As machine learning (ML) is increasingly used in security, practitioners and researchers must understand the pitfalls ML presents in the adversarial context. Attackers currently evade signatures and heuristics, and they evade statistical models too. Yacin Nadji offers some background on the academic security world’s attempt at understanding how to break and fix ML systems, which inevitably devolves into the cat-and-mouse game seen in many facets of security. However, those that can find mice better will stay cats longer.
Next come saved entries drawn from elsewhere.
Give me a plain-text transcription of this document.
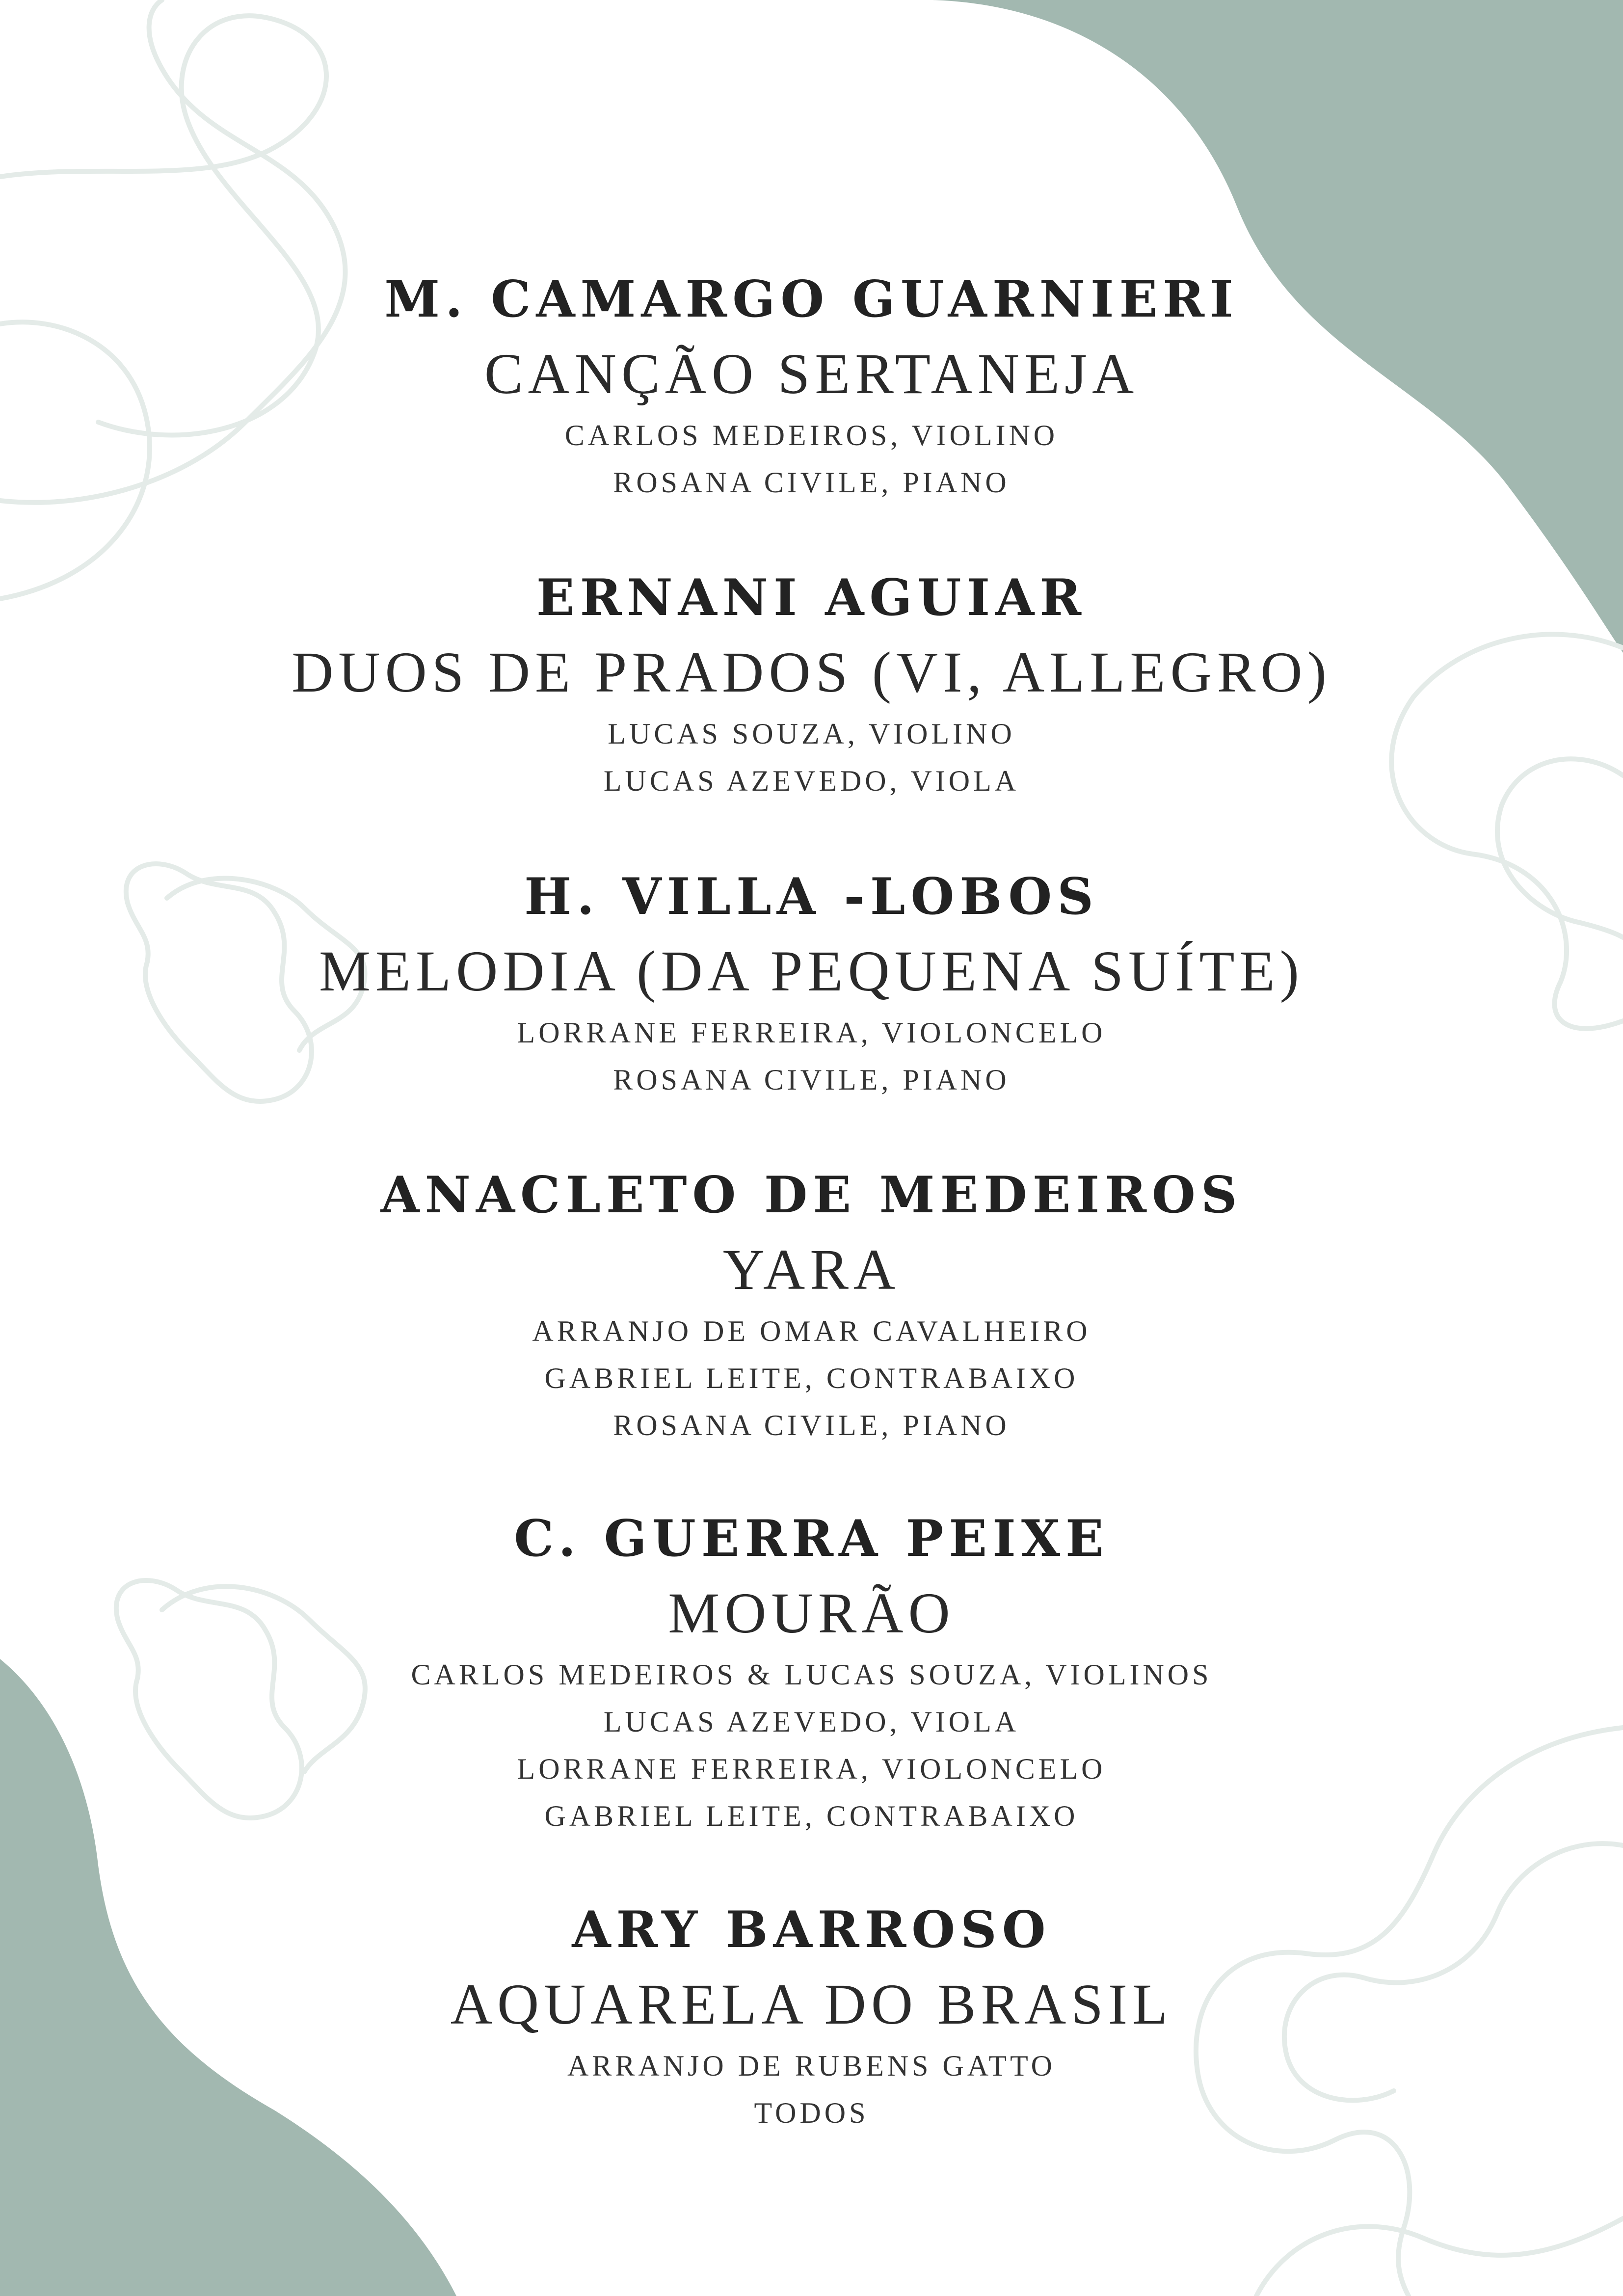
M. CAMARGO GUARNIERI
CANÇÃO SERTANEJA
CARLOS MEDEIROS, VIOLINO
ROSANA CIVILE, PIANO
ERNANI AGUIAR
DUOS DE PRADOS (VI, ALLEGRO)
LUCAS SOUZA, VIOLINO
LUCAS AZEVEDO, VIOLA
H. VILLA -LOBOS
MELODIA (DA PEQUENA SUÍTE)
LORRANE FERREIRA, VIOLONCELO
ROSANA CIVILE, PIANO
ANACLETO DE MEDEIROS
YARA
ARRANJO DE OMAR CAVALHEIRO
GABRIEL LEITE, CONTRABAIXO
ROSANA CIVILE, PIANO
C. GUERRA PEIXE
MOURÃO
CARLOS MEDEIROS & LUCAS SOUZA, VIOLINOS
LUCAS AZEVEDO, VIOLA
LORRANE FERREIRA, VIOLONCELO
GABRIEL LEITE, CONTRABAIXO
ARY BARROSO
AQUARELA DO BRASIL
ARRANJO DE RUBENS GATTO
TODOS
Yacin begins by providing a high-level background of the adversarial machine learning space before walking you through tearing down, evaluating, and fixing a deployed network-based domain-name generation algorithm detector that uses graph clustering. While the described attacks and fixes are specific to graph clustering, the process used can be applied to other ML systems to perform adversarial evaluation. Novel contributions include evaluating unsupervised graph learning as well as considering the level of knowledge an attacker possesses, which is paramount when ML systems rely on a nonlocal feature space. Consider an ML system that extracts features from a large ISP’s network traffic to detect infected hosts. An adversary that only knows the network traffic of their infections is less equipped to evade this system than an attacker that has compromised the ISP’s training dataset from which the features are constructed. Prior work often considers an attacker that only has black-box access to the model, but the most sophisticated attackers are likely to have reverse engineered the training dataset or surreptitiously acquired it through illegitimate means. Threat models for ML systems must include these sophisticated attackers if they are to remain relevant.

Photo of Yacin Nadji

Yacin Nadji

Georgia Institute of Technology

Yacin Nadji is a research scientists at the Georgia Institute of Technology. An expert in computer security, he has worked at numerous companies building and improving machine learning-based fraud and abuse detection systems at scale. Yacin is the author of 16 academic publications with over 600 citations, has served as a reviewer for academic security conferences and journals, and has given talks at several industry conferences and symposia. He holds a PhD in computer science from the Georgia Institute of Technology.